Can you share the full log files (if you can run it with Debug that would be helpful). Feel free to DM it to me in our slack channel. I see 3 errors in there -- would be interested to see what it is.

TeddyCr avatar Oct 16 '24 12:10 TeddyCr

Hi @TeddyCr @ayush-shah ,

  • Trino Profiler config:
source:
  type: trino
  serviceName: trino_bdp
  serviceConnection:
    config:
      type: Trino
      hostPort: $TRINO_HOST_PORT
      username: $TRINO_USERNAME
      authType:
        # For basic auth
        password: $TRINO_PASSWORD
      catalog: bdp
      connectionArguments:
        verify: /data/ca.pem
  sourceConfig:
    config:
      type: Profiler
      generateSampleData: true
      sampleDataCount: 70
      computeMetrics: false
      profileSampleType: PERCENTAGE
      profileSample: 100
      processPiiSensitive: false
      confidence: 80
      threadCount: 5
      timeoutSeconds: 43200
      includeViews: false
      schemaFilterPattern:
        includes:
          - ^pmc$
processor:
  type: orm-profiler
  config: {}
sink:
  type: metadata-rest
  config: {}
workflowConfig:
  loggerLevel: DEBUG
  openMetadataServerConfig:
    hostPort: $OM_HOST_PORT
    authProvider: openmetadata
    securityConfig:
      jwtToken: $OM_JWT_TOKEN
    ## Store the service Connection information
    storeServiceConnection: false
    ## If SSL, fill the following
    verifySSL: validate
    sslConfig:
      caCertificate: /data/ca.pem

nqvuong1998 avatar Oct 17 '24 03:10 nqvuong1998

Hi @TeddyCr @ayush-shah , any updates for this issue?

nqvuong1998 avatar Dec 20 '24 03:12 nqvuong1998

We will take care of this as part of 1.7 or minor releases post 1.7

ayush-shah avatar Jan 15 '25 16:01 ayush-shah

Moving this to 1.7.1

ayush-shah avatar Mar 15 '25 04:03 ayush-shah

@ayush-shah are you looking into this?

harshach avatar Apr 23 '25 14:04 harshach

Hi @ayush-shah @TeddyCr , will this feature release in 1.7.x?

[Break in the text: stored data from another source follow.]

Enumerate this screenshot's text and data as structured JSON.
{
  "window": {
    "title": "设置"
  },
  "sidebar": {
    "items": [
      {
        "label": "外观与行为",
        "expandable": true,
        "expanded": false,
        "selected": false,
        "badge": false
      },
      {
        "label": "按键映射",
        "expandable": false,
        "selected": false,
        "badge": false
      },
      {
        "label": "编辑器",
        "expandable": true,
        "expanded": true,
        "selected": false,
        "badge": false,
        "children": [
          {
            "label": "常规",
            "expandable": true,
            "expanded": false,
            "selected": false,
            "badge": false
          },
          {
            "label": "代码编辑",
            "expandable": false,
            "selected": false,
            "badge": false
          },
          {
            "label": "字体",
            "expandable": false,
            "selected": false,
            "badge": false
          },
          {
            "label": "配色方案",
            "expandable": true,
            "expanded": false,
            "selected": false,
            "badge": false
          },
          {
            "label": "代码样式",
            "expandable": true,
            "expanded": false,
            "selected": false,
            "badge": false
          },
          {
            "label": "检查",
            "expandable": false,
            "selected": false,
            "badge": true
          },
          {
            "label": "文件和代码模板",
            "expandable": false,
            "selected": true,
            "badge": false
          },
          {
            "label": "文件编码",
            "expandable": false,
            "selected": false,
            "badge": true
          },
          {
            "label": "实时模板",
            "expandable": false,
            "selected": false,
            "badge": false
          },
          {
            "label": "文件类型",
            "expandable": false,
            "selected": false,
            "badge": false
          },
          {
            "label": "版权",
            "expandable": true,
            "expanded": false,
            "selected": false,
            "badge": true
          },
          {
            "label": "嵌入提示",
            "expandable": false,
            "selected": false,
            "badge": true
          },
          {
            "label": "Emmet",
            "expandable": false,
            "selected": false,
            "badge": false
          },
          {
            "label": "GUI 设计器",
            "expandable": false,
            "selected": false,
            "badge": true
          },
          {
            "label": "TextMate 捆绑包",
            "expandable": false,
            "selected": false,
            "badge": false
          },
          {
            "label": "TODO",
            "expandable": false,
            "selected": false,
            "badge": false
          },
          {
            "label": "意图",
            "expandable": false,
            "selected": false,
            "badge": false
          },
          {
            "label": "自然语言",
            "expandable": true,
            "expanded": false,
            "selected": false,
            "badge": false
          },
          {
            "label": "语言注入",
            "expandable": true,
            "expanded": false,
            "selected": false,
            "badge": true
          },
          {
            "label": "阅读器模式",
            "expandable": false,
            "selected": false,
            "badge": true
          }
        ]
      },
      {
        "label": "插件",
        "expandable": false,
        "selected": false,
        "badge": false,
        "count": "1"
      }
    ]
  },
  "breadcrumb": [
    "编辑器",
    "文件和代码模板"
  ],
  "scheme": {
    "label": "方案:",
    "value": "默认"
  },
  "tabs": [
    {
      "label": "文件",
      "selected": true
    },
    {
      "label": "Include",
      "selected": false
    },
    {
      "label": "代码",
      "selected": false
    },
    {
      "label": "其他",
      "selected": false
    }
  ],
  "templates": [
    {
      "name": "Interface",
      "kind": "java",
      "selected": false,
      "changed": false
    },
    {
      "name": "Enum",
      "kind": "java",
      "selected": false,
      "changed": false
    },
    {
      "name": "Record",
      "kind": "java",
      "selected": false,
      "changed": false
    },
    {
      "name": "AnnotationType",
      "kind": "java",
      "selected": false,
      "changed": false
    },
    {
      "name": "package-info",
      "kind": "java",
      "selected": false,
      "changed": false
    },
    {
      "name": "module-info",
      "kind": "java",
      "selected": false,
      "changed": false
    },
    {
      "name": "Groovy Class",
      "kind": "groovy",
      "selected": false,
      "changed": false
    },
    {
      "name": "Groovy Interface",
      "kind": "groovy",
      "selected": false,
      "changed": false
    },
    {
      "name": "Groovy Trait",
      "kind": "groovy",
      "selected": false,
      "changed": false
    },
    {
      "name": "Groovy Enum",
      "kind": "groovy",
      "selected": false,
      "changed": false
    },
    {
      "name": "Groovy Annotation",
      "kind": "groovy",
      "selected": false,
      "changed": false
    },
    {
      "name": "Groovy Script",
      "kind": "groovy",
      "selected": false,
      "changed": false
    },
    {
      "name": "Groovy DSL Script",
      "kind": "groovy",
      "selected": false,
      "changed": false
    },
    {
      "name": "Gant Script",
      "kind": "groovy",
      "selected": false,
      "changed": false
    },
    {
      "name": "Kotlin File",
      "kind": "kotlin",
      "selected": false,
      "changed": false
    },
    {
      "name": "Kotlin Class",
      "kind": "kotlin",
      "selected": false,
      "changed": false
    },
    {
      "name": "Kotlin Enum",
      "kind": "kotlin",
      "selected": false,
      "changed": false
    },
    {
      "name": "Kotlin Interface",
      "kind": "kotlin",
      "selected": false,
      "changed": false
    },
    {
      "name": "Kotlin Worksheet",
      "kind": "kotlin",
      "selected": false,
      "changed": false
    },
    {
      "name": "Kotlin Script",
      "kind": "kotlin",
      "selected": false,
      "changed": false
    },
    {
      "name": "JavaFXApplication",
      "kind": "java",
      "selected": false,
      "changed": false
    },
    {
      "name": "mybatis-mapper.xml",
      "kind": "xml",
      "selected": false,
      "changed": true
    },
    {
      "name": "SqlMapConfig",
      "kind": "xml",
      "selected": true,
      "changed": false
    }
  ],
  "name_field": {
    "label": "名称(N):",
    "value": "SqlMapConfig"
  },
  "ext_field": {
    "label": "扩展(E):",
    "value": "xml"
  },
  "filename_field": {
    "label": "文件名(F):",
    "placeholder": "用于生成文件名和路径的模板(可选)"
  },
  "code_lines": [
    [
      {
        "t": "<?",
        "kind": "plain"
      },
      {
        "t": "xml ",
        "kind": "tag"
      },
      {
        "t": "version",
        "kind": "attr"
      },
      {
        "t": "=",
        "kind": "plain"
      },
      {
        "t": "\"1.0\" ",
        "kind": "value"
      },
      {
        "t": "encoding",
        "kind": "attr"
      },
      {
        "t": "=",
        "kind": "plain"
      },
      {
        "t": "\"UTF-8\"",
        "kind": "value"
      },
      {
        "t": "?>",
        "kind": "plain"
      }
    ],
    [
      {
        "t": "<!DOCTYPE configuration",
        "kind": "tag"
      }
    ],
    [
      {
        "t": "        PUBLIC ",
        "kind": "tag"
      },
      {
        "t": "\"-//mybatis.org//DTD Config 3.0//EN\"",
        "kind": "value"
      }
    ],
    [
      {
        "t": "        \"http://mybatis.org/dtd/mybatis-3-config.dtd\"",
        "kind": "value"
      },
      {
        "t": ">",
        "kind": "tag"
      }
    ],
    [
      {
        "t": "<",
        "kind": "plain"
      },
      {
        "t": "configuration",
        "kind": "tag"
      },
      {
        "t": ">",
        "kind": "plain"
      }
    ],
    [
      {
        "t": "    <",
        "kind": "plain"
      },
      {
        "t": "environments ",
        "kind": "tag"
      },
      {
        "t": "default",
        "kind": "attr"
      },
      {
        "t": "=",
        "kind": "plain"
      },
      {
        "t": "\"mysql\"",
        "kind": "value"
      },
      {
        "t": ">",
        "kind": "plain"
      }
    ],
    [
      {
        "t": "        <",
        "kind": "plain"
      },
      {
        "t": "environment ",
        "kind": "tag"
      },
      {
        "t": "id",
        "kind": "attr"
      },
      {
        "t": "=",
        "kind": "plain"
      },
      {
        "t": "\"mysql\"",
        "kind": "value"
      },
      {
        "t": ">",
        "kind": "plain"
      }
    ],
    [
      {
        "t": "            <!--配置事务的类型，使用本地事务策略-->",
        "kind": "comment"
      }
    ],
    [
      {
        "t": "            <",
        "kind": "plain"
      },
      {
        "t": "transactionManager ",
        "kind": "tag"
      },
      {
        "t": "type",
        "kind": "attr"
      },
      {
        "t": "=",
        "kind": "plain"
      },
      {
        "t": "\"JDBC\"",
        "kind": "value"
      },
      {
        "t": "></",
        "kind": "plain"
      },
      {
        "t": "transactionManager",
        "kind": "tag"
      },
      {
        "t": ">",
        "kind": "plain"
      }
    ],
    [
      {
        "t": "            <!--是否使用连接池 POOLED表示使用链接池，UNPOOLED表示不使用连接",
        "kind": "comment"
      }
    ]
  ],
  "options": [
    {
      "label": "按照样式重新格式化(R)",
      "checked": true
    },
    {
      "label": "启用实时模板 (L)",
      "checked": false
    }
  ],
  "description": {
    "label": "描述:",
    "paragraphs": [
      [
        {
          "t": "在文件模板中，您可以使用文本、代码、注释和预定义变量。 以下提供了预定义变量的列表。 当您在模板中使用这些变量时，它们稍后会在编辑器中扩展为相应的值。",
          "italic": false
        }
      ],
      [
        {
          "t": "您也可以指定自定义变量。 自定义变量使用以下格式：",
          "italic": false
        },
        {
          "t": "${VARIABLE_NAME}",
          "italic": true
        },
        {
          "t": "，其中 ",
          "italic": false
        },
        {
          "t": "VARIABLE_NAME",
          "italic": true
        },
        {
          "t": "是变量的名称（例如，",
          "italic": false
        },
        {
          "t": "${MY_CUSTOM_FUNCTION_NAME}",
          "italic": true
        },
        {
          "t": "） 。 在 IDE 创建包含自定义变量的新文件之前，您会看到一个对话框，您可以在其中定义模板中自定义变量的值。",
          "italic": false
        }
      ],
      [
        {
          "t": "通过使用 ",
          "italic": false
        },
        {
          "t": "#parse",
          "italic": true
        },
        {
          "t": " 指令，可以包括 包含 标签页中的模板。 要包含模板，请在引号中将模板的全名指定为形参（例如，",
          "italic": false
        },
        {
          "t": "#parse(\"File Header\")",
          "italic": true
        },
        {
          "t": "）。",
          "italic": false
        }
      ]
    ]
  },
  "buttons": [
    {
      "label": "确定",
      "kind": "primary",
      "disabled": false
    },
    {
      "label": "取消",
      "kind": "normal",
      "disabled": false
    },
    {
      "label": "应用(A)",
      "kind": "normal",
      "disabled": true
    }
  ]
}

nqvuong1998 avatar May 05 '25 14:05 nqvuong1998

Hey @nqvuong1998 yes, we are planning it for 1.7.1 right now.

TeddyCr avatar May 06 '25 13:05 TeddyCr

hey @Prajwal214 As discussed, here is the sample data and DDL for a Trino table containing complex data types.

DDL+sample.txt

aimendenche-nw avatar Jul 02 '25 07:07 aimendenche-nw